そこにレオンが来たので、そこで相談して馬車で三日ほど行った保養地に行く事にした。
そこは、温泉があり料理も美味しいらしい。途中の小さな村で地元の料理を食べながらゆっくりと移動する事にした。出発はギルドの納める商品をたくさん作っておきたいので、明後日にした。
明日はひさしぶりのブラック労働だ。
トマス君に多めに商品を渡した。普段はギルドに出さない上級のポーションも渡した。
「えーーと、しばらく町を留守にします」
「えーーー」
「それで今日は多めの納品です」
「いつごろ戻りますか?」と情けない顔になったトマス君。
「わからないなぁ」
とぼとぼと帰るトマス君。後ろ姿が悲しい・・・・・
最初の村でまたもや奴隷商が営業していた。もう奴隷はいらないしとさっさと通り過ぎようとしたが、レオンがあの奴隷を買うのはどうだと言い出した。
レオンが指差すのは檻の中で倒れている一人の男だ。顔は傷だらけで包帯らしき布で覆われ素顔がわからない、多分片手がない。布で覆われた傷口の血も止まっていない。
しかし、気配を感じたのか、身動ぎするとチャーリーを見て手を伸ばした。犬好き同士通じ合うものがあったのか!!

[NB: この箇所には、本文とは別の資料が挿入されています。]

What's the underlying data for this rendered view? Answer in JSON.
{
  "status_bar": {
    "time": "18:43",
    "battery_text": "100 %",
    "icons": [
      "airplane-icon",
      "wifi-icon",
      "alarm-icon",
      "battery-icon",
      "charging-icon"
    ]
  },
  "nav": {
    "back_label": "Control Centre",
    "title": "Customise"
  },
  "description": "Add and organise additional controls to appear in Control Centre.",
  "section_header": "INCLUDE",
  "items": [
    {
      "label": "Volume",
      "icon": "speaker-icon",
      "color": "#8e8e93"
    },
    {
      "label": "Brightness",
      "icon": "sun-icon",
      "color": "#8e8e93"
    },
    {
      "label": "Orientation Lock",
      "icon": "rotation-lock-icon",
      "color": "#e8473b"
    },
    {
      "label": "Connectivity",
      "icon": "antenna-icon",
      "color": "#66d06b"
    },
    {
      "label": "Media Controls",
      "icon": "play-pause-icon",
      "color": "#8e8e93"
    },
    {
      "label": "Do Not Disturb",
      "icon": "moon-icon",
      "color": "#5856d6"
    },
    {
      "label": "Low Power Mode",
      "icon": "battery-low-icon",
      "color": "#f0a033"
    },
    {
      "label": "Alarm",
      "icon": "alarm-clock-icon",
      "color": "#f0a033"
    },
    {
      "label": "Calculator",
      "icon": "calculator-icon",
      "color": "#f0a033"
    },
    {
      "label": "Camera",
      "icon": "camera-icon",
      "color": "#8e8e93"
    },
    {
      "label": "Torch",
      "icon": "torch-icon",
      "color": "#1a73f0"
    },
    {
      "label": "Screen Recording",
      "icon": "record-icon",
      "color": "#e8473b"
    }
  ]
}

檻のなかの奴隷はチャーリーから目を離さない。レオンはわたしに向かって
「サミー様・・・・」
その声はしゃがれていて、余計にその思いが伝わって来る。
まぁあの場所にいるって事は安いよね。
そうしていると、男がやって来た。
「お嬢さん、気になるのかい?まだ使えるよ」と話しかけてきた。
「みたいね」
「使うなら早めがいいね」
「みたいね」
「金貨六枚」と男が言うとすかさずわたしが
「二枚」
「四枚」
「うーーーーん」とわたしは唸ると
「三枚でいいかな?」と言った。
「そうだな」と男は言うと
「死ぬ前に手続きしよう」と男は急ぎ足で事務所のテントに向かった。なるほどと思ったわたしも急いで追いかけた。